Remember that poor scaling increases output size and number of processors. It also puts a constant load on each CPU

Note: The time required to complete a serial task is shown in the table below as T(1) (here for one processor).

The time required to perform the same unit of work on Np processing elements is expressed in the notation T(Np) (here representing Np different processors).

Efficiency with increasing number of processors is calculated using the efficiency formula shown in the weak scaling table above. Since the problem size is 16000000 (N x N, N=4000 for 1 CPU), the problem size grows linearly with the number of processors. The number of processors doubles, and the problem size doubles. This keeps the computational load on each CPU constant as the number of processors increases. The ideal efficiency remains 1. This indicates that the same amount of computation has to be done for different numbers of processors, so the wall clock time is the same as for one processor. However, the actual efficiency shows that efficiency decreases as the number of processors increases.

The actual efficiency trend in the graph can be interpreted as follows.

  1. For execution within a single node, as the number of processors increases from 1, more MPI setup time is required and more data needs to be transferred between processors. Communication delays increase due to the limited capacity of communication networks.
  2. In multi-node systems, communication network bandwidth is limited, which increases the latency of data transfers between nodes. Since this is a basic implementation of the CG algorithm and little optimization of the code for parallel execution has been done, load balancing across nodes is also a potential factor.
  3. The granularity of the CG code that determines the communication frequency between parallel jobs (the stronger the granularity, the higher the communication frequency) is unknown, but assuming that the granularity is strong, in addition to I/O, the delay bottleneck will increase. there is no doubt. For more data. Weak scaling preserves the per-processor problem size for large problems (such as global satellite imagery analysis or streaming data problems), thus determining how well a parallel program scales to large spatial problems help you.
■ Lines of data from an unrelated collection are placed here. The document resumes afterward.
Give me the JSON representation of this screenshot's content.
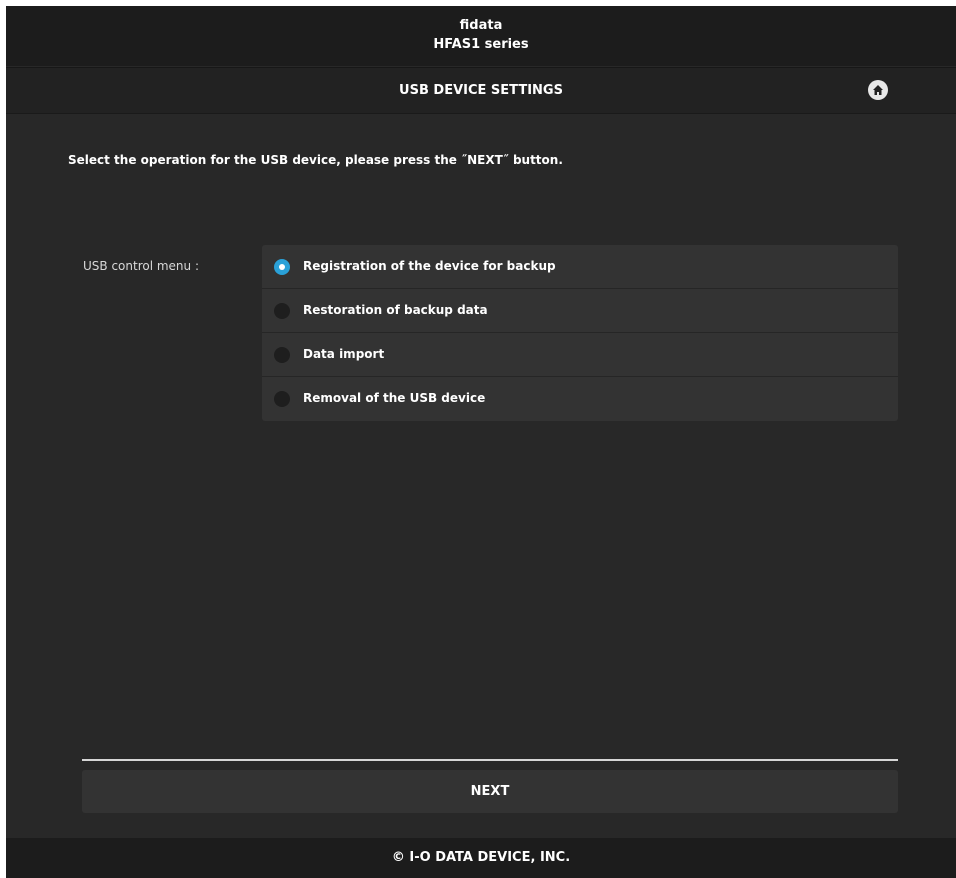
{
  "header": {
    "brand_name": "fidata",
    "brand_series": "HFAS1 series",
    "page_title": "USB DEVICE SETTINGS",
    "home_icon": "home-icon"
  },
  "main": {
    "instruction": "Select the operation for the USB device, please press the ˝NEXT˝ button.",
    "menu_label": "USB control menu :",
    "options": [
      {
        "label": "Registration of the device for backup",
        "selected": true
      },
      {
        "label": "Restoration of backup data",
        "selected": false
      },
      {
        "label": "Data import",
        "selected": false
      },
      {
        "label": "Removal of the USB device",
        "selected": false
      }
    ],
    "next_label": "NEXT"
  },
  "footer": {
    "copyright": "© I-O DATA DEVICE, INC."
  },
  "colors": {
    "accent": "#2aa1d8",
    "background": "#282828",
    "panel": "#333333"
  }
}
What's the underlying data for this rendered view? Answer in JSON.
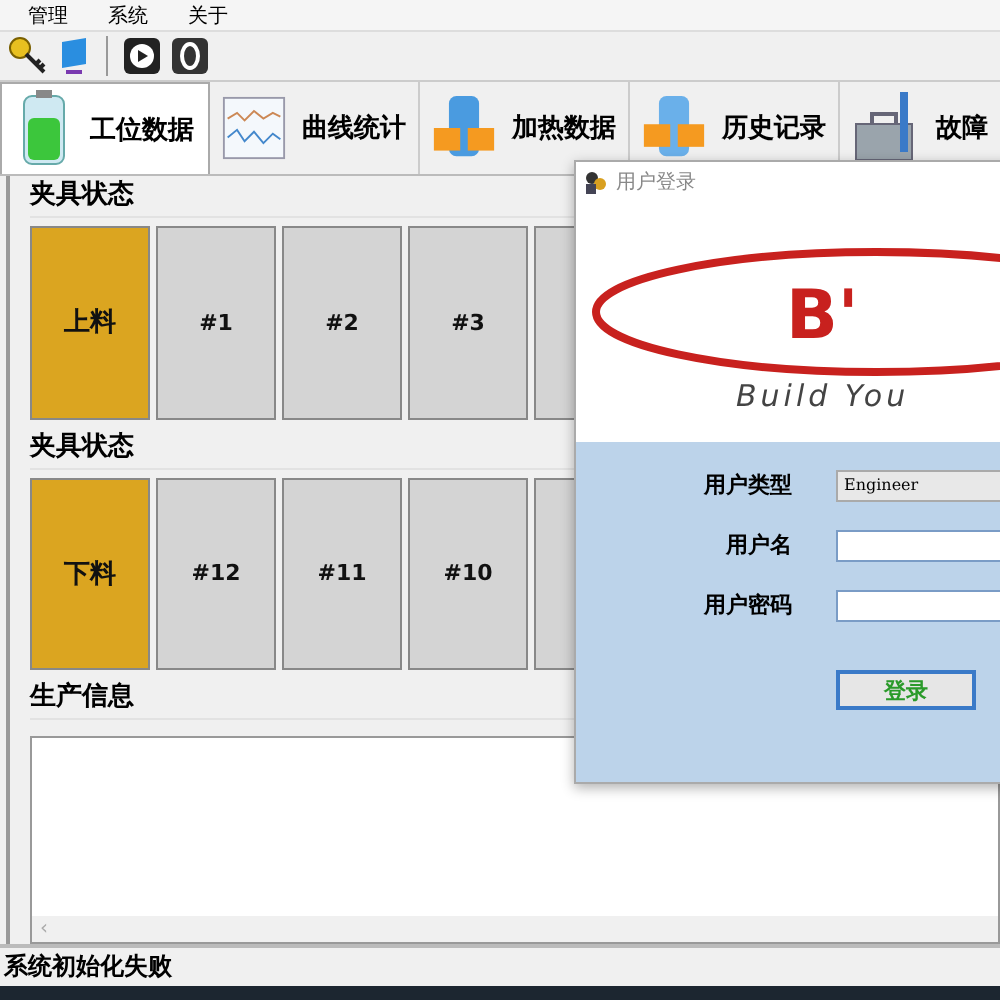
{
  "menu": [
    "管理",
    "系统",
    "关于"
  ],
  "toolbar": [
    {
      "kind": "key"
    },
    {
      "kind": "monitor"
    },
    {
      "kind": "separator"
    },
    {
      "kind": "play"
    },
    {
      "kind": "stop"
    }
  ],
  "tabs": [
    {
      "label": "工位数据",
      "selected": true
    },
    {
      "label": "曲线统计",
      "selected": false
    },
    {
      "label": "加热数据",
      "selected": false
    },
    {
      "label": "历史记录",
      "selected": false
    },
    {
      "label": "故障",
      "selected": false
    }
  ],
  "fixture_rows": [
    {
      "title": "夹具状态",
      "slots": [
        {
          "kind": "load",
          "label": "上料"
        },
        {
          "kind": "station",
          "label": "#1"
        },
        {
          "kind": "station",
          "label": "#2"
        },
        {
          "kind": "station",
          "label": "#3"
        },
        {
          "kind": "station"
        }
      ]
    },
    {
      "title": "夹具状态",
      "slots": [
        {
          "kind": "load",
          "label": "下料"
        },
        {
          "kind": "station",
          "label": "#12"
        },
        {
          "kind": "station",
          "label": "#11"
        },
        {
          "kind": "station",
          "label": "#10"
        },
        {
          "kind": "station"
        }
      ]
    }
  ],
  "production_info": {
    "title": "生产信息",
    "scroll_left": "‹"
  },
  "status_bar": "系统初始化失败",
  "login_dialog": {
    "title": "用户登录",
    "logo_mark": "B'",
    "tagline": "Build You",
    "fields": [
      {
        "kind": "select",
        "label": "用户类型",
        "value": "Engineer"
      },
      {
        "kind": "input",
        "label": "用户名"
      },
      {
        "kind": "input",
        "label": "用户密码"
      }
    ],
    "button": "登录"
  }
}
Strong scaling is a type of scaling in which the amount of work remains constant as the number of processors increases. It is often used for large parallel tasks to reduce the amount of time it takes to complete a job. With strong scaling, the more processors are added, the faster the job finishes. Weak scaling is a type of scaling in which the amount of work increases as the number of processors increases. This is often used for tasks that have an inherent parallelism, allowing new processors to work on new parts of the problem. With weak scaling, the more processors are added, the longer the job takes to finish but the overall throughput increases.
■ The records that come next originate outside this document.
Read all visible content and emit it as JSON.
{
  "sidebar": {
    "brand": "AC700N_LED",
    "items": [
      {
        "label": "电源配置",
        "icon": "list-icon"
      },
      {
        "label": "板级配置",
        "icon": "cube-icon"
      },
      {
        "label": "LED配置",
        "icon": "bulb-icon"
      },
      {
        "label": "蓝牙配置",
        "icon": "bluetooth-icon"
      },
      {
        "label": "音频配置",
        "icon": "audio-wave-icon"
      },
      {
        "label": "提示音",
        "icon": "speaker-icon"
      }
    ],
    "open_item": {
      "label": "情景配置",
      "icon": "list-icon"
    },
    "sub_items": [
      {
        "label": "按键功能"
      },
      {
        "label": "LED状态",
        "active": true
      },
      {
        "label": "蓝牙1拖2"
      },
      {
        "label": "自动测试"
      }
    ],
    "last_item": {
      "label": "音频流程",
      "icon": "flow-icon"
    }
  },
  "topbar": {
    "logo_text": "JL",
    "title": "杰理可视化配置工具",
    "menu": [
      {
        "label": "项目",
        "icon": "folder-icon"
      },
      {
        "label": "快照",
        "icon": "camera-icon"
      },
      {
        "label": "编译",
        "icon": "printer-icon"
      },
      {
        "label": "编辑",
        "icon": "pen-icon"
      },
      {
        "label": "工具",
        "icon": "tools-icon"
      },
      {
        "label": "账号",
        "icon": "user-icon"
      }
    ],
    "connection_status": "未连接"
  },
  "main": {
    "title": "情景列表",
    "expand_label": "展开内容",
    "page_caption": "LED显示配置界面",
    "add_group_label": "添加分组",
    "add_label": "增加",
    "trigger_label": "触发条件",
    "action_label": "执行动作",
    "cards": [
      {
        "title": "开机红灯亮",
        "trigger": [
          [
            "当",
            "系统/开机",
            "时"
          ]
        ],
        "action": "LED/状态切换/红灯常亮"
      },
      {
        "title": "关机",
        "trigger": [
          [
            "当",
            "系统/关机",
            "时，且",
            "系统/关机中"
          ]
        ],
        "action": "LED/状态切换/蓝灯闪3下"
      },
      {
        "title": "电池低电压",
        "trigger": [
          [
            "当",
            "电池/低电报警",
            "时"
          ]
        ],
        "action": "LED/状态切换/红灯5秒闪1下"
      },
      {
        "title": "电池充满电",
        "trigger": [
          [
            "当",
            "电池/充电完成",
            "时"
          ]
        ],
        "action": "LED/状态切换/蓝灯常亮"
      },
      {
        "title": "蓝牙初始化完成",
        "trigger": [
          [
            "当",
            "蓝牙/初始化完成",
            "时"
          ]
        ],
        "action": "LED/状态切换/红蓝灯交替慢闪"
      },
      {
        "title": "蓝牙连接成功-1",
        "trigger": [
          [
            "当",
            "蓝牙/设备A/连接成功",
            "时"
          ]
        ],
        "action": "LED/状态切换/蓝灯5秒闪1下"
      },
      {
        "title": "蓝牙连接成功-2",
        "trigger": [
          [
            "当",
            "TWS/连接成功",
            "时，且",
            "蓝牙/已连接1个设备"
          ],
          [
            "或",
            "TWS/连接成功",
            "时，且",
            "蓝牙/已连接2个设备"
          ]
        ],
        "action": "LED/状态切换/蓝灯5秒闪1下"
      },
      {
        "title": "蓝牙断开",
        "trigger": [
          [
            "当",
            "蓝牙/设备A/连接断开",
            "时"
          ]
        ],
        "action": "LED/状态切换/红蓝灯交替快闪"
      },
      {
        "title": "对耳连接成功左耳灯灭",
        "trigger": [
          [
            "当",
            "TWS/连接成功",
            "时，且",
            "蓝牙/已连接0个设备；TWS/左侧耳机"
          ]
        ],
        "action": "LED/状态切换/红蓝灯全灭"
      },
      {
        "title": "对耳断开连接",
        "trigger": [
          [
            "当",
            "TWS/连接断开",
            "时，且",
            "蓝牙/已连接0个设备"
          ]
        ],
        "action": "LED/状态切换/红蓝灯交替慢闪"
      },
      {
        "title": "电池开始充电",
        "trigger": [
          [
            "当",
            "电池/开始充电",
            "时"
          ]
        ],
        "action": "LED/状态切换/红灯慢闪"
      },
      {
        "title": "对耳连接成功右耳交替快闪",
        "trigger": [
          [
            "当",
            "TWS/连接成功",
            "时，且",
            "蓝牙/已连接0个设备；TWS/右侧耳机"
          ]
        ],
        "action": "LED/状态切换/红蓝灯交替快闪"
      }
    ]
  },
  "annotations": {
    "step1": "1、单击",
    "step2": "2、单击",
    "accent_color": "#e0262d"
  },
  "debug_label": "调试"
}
The two common types of software scaling, heavy scaling and weak scaling, are discussed in this article. Below is a summary of some key points.
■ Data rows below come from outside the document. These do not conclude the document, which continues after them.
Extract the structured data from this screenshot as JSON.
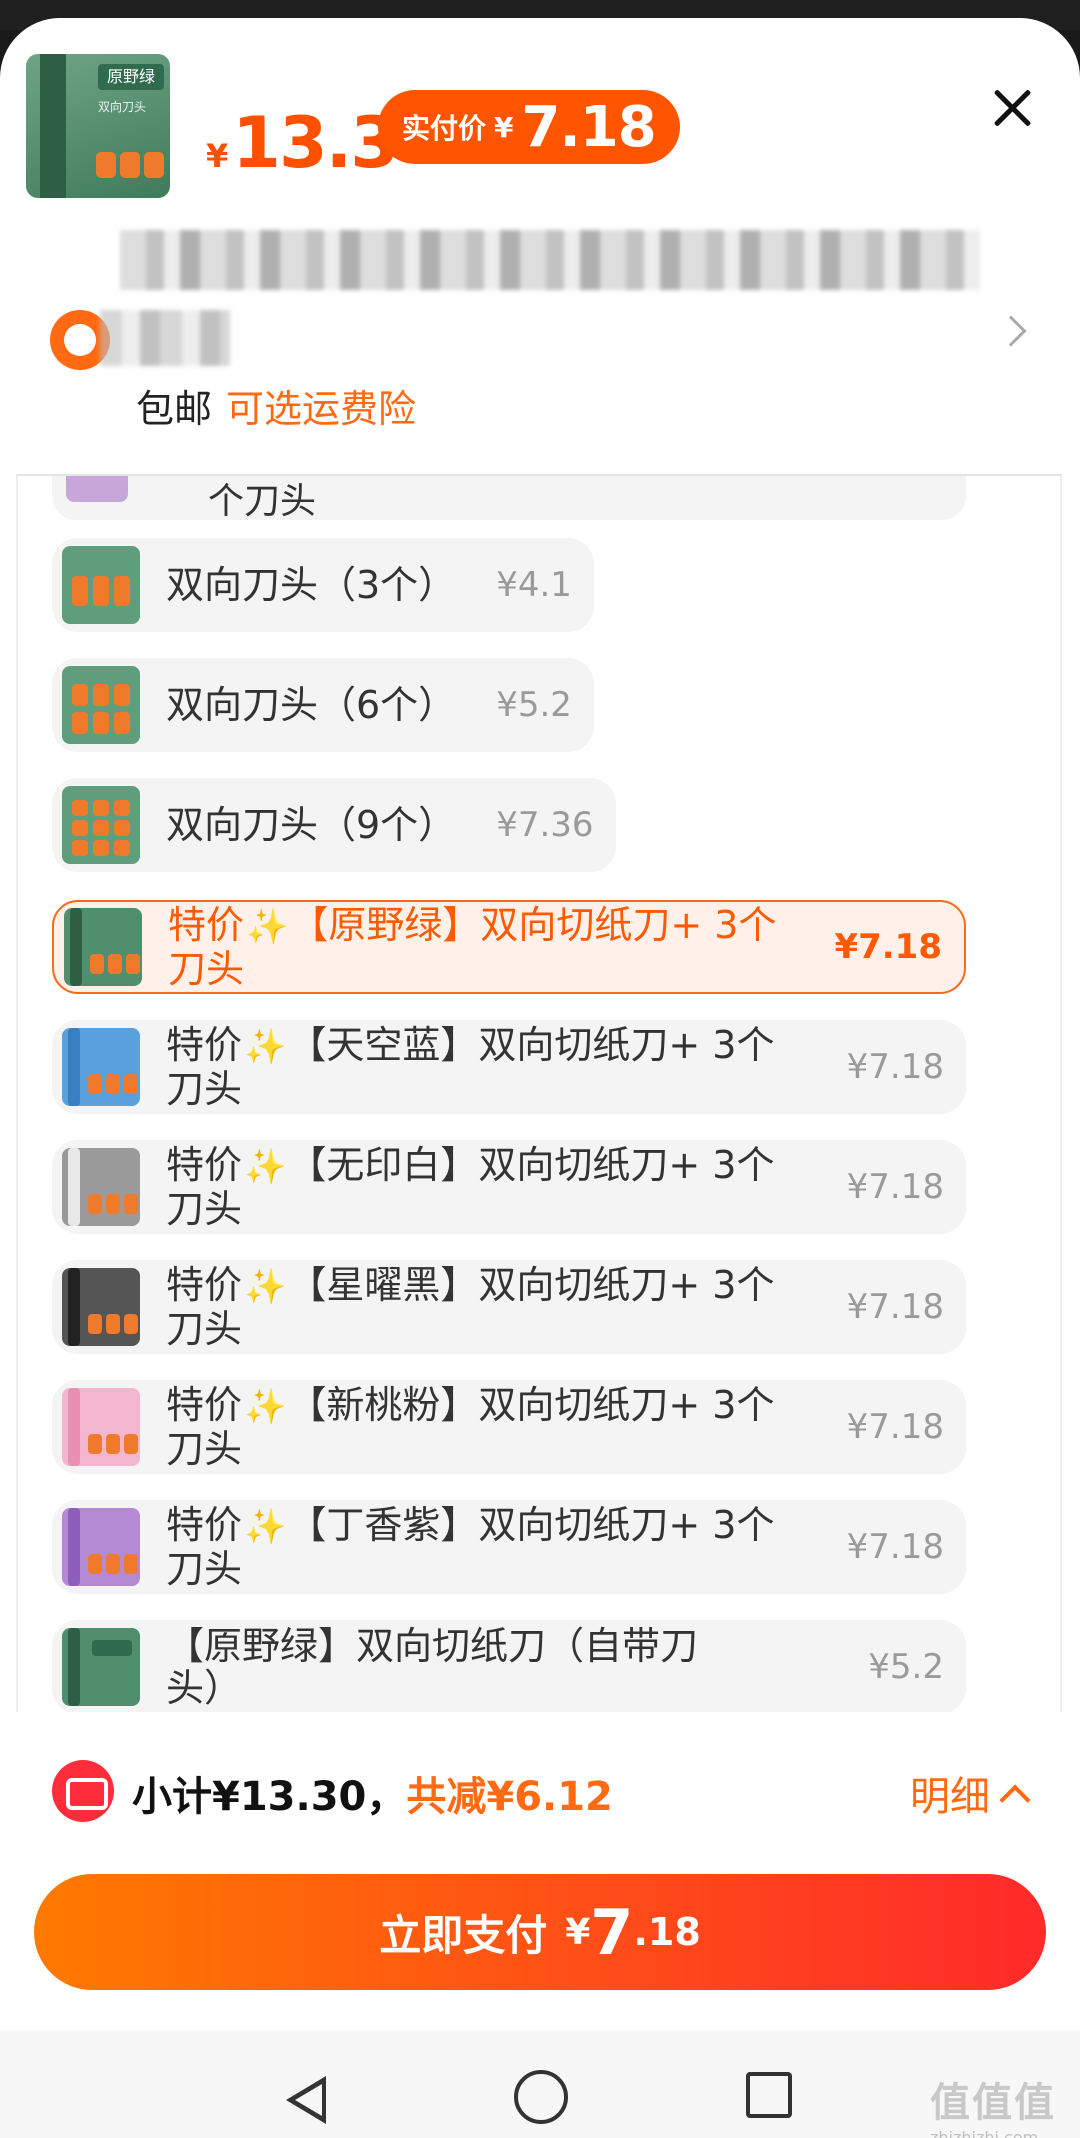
{
  "header": {
    "product_thumb_tag": "原野绿",
    "product_thumb_sub": "双向刀头",
    "price_symbol": "¥",
    "price": "13.3",
    "pay_label": "实付价",
    "pay_symbol": "¥",
    "pay_value": "7.18"
  },
  "shipping": {
    "free": "包邮",
    "insurance": "可选运费险"
  },
  "list": {
    "cut_text": "个刀头",
    "items": [
      {
        "name": "双向刀头（3个）",
        "price": "¥4.1",
        "selected": false
      },
      {
        "name": "双向刀头（6个）",
        "price": "¥5.2",
        "selected": false
      },
      {
        "name": "双向刀头（9个）",
        "price": "¥7.36",
        "selected": false
      },
      {
        "prefix": "特价",
        "spark": "✨",
        "name": "【原野绿】双向切纸刀+ 3个",
        "line2": "刀头",
        "price": "¥7.18",
        "selected": true
      },
      {
        "prefix": "特价",
        "spark": "✨",
        "name": "【天空蓝】双向切纸刀+ 3个",
        "line2": "刀头",
        "price": "¥7.18",
        "selected": false
      },
      {
        "prefix": "特价",
        "spark": "✨",
        "name": "【无印白】双向切纸刀+ 3个",
        "line2": "刀头",
        "price": "¥7.18",
        "selected": false
      },
      {
        "prefix": "特价",
        "spark": "✨",
        "name": "【星曜黑】双向切纸刀+ 3个",
        "line2": "刀头",
        "price": "¥7.18",
        "selected": false
      },
      {
        "prefix": "特价",
        "spark": "✨",
        "name": "【新桃粉】双向切纸刀+ 3个",
        "line2": "刀头",
        "price": "¥7.18",
        "selected": false
      },
      {
        "prefix": "特价",
        "spark": "✨",
        "name": "【丁香紫】双向切纸刀+ 3个",
        "line2": "刀头",
        "price": "¥7.18",
        "selected": false
      },
      {
        "name": "【原野绿】双向切纸刀（自带刀",
        "line2": "头）",
        "price": "¥5.2",
        "selected": false
      }
    ]
  },
  "footer": {
    "subtotal": "小计¥13.30，",
    "discount": "共减¥6.12",
    "detail": "明细",
    "pay_label": "立即支付",
    "pay_symbol": "¥",
    "pay_int": "7",
    "pay_dec": ".18"
  },
  "watermark": {
    "logo": "值值值",
    "url": "zhizhizhi.com"
  },
  "colors": {
    "accent": "#ff5000",
    "pay_gradient_start": "#ff7a00",
    "pay_gradient_end": "#ff2a2a"
  }
}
Scalability is key to effective parallel computing.

Amdahl’s law governs strong scaling. That is, the speed for a given problem size is related to the number of processors.

Gustafson’s law governs weak scaling. That is, it speeds up problem sizes scaled with respect to the number of processors. When using a

HPC cluster, it is almost always useful to measure job scaling.

The results of both the strong scaling test and the weak scaling test provide useful suggestions about the ideal match between plant size and the amount of resources that should be required of the plant.